My personal view is also that an adult bedroom is not a hugely efficient use of space when space is at a premium. A child or teen has only their room to withdraw to and keep their stuff in. The rest of the home is 'adult' territory. Dh and I have recently moved out of our bedroom in order to give our older two a room each (after sharing all their lives - they're now 13 and 11). Their sister is much younger and as such can't share - she has her own room. Having got on well all their lives, the older two were starting to struggle to get on and we felt it was important to give them their own spaces. We're lucky to have enough space to be able to organise our clothes etc elsewhere, and we get privacy when everyone else is in their rooms/in bed. It's fine. I don't subscribe to this MN view (which sometimes slides a little into the vindictive) that being An Adult has to carry certain unassailable privileges.

I also don't think it's on to sanctimoniously dissect OP's financial choices to date, however sensible or not anyone thinks they are, with the undertone that her situation is her own fault. Smacks a bit of the 'millennials could all own property if they didn't buy takeaway coffee' mindset.

whiteroseredrose · 05/11/2018 07:07

@Pompom42 I said splashing money around unnecessarily because of the statements you've made.
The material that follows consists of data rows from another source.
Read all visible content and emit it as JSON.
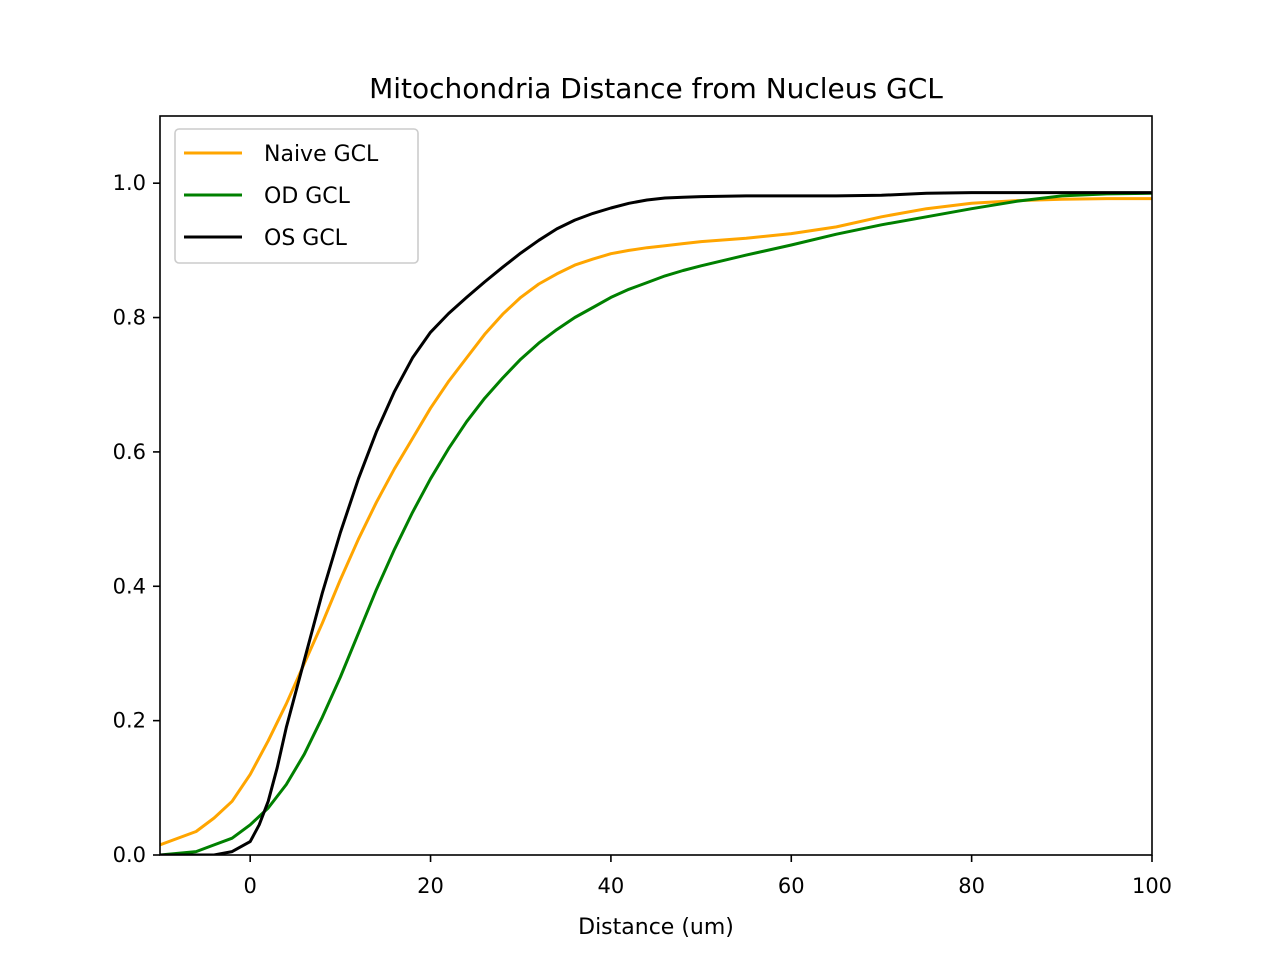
{
  "chart_data": {
    "type": "line",
    "title": "Mitochondria Distance from Nucleus GCL",
    "xlabel": "Distance (um)",
    "ylabel": "",
    "xlim": [
      -10,
      100
    ],
    "ylim": [
      0,
      1.1
    ],
    "x_ticks": [
      0,
      20,
      40,
      60,
      80,
      100
    ],
    "x_tick_labels": [
      "0",
      "20",
      "40",
      "60",
      "80",
      "100"
    ],
    "y_ticks": [
      0.0,
      0.2,
      0.4,
      0.6,
      0.8,
      1.0
    ],
    "y_tick_labels": [
      "0.0",
      "0.2",
      "0.4",
      "0.6",
      "0.8",
      "1.0"
    ],
    "grid": false,
    "legend_position": "top-left",
    "series": [
      {
        "name": "Naive GCL",
        "color": "#ffa500",
        "x": [
          -10,
          -6,
          -4,
          -2,
          0,
          2,
          4,
          6,
          8,
          10,
          12,
          14,
          16,
          18,
          20,
          22,
          24,
          26,
          28,
          30,
          32,
          34,
          36,
          38,
          40,
          42,
          44,
          46,
          48,
          50,
          55,
          60,
          65,
          70,
          75,
          80,
          85,
          90,
          95,
          100
        ],
        "values": [
          0.015,
          0.035,
          0.055,
          0.08,
          0.12,
          0.17,
          0.225,
          0.285,
          0.345,
          0.41,
          0.47,
          0.525,
          0.575,
          0.62,
          0.665,
          0.705,
          0.74,
          0.775,
          0.805,
          0.83,
          0.85,
          0.865,
          0.878,
          0.887,
          0.895,
          0.9,
          0.904,
          0.907,
          0.91,
          0.913,
          0.918,
          0.925,
          0.935,
          0.95,
          0.962,
          0.97,
          0.974,
          0.976,
          0.977,
          0.977
        ]
      },
      {
        "name": "OD GCL",
        "color": "#008000",
        "x": [
          -10,
          -6,
          -4,
          -2,
          0,
          2,
          4,
          6,
          8,
          10,
          12,
          14,
          16,
          18,
          20,
          22,
          24,
          26,
          28,
          30,
          32,
          34,
          36,
          38,
          40,
          42,
          44,
          46,
          48,
          50,
          55,
          60,
          65,
          70,
          75,
          80,
          85,
          90,
          95,
          100
        ],
        "values": [
          0.0,
          0.005,
          0.015,
          0.025,
          0.045,
          0.07,
          0.105,
          0.15,
          0.205,
          0.265,
          0.33,
          0.395,
          0.455,
          0.51,
          0.56,
          0.605,
          0.645,
          0.68,
          0.71,
          0.738,
          0.762,
          0.782,
          0.8,
          0.815,
          0.83,
          0.842,
          0.852,
          0.862,
          0.87,
          0.877,
          0.893,
          0.908,
          0.924,
          0.938,
          0.95,
          0.962,
          0.973,
          0.981,
          0.984,
          0.985
        ]
      },
      {
        "name": "OS GCL",
        "color": "#000000",
        "x": [
          -10,
          -6,
          -4,
          -2,
          0,
          1,
          2,
          3,
          4,
          6,
          8,
          10,
          12,
          14,
          16,
          18,
          20,
          22,
          24,
          26,
          28,
          30,
          32,
          34,
          36,
          38,
          40,
          42,
          44,
          46,
          48,
          50,
          55,
          60,
          65,
          70,
          75,
          80,
          85,
          90,
          95,
          100
        ],
        "values": [
          0.0,
          0.0,
          0.0,
          0.005,
          0.02,
          0.045,
          0.08,
          0.13,
          0.19,
          0.29,
          0.39,
          0.48,
          0.56,
          0.63,
          0.69,
          0.74,
          0.778,
          0.806,
          0.83,
          0.853,
          0.875,
          0.896,
          0.915,
          0.932,
          0.945,
          0.955,
          0.963,
          0.97,
          0.975,
          0.978,
          0.979,
          0.98,
          0.981,
          0.981,
          0.981,
          0.982,
          0.985,
          0.986,
          0.986,
          0.986,
          0.986,
          0.986
        ]
      }
    ]
  }
}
You have Sky and Netflix which is possibly £50 a month. Freeview is just that, free. Surely no TV programme is that important to cost £50.

Yes, last time when money was tight we did go on holiday. Camping in the UK. Not everyone's cup of tea but once a year otherwise. Five trips seems excessive.

We live in one of the most expensive parts of Manchester and DD's friends live in million pound plus homes. But their clothes are Hollister etc. DD wears the same clothes as her friends and her coat cost under £50 a couple of years ago. She has one pair of boots from last year and now her feet have stopped growing her next pair will be a Christmas present.

DD's bed now is a good one and was a gift from my mum. The rest of her furniture is from Ikea. There are plenty of bunk beds on the market for way less than £1000. Bespoke seems way OTT unless every other option was explored.

But as I said, those are your priorities. Maybe the issue isn't money at all if you have that much spare on these things.

Mummyoflittledragon · 05/11/2018 07:07

AnElderlyLady
If that was addressed to me amongst other posters that is not what I was saying at all. Rather for op to think if she is satisfied with the way she is running her life. It is easier to make changes if you appraise what you’ve done so far. There are a few tv programmes based on just such a premise.

Her dd is unhappy with the status quo. Not unusual for 13 yos. Maybe op didn’t come with this question. But if she wants a solution I would have thought this was one possibility.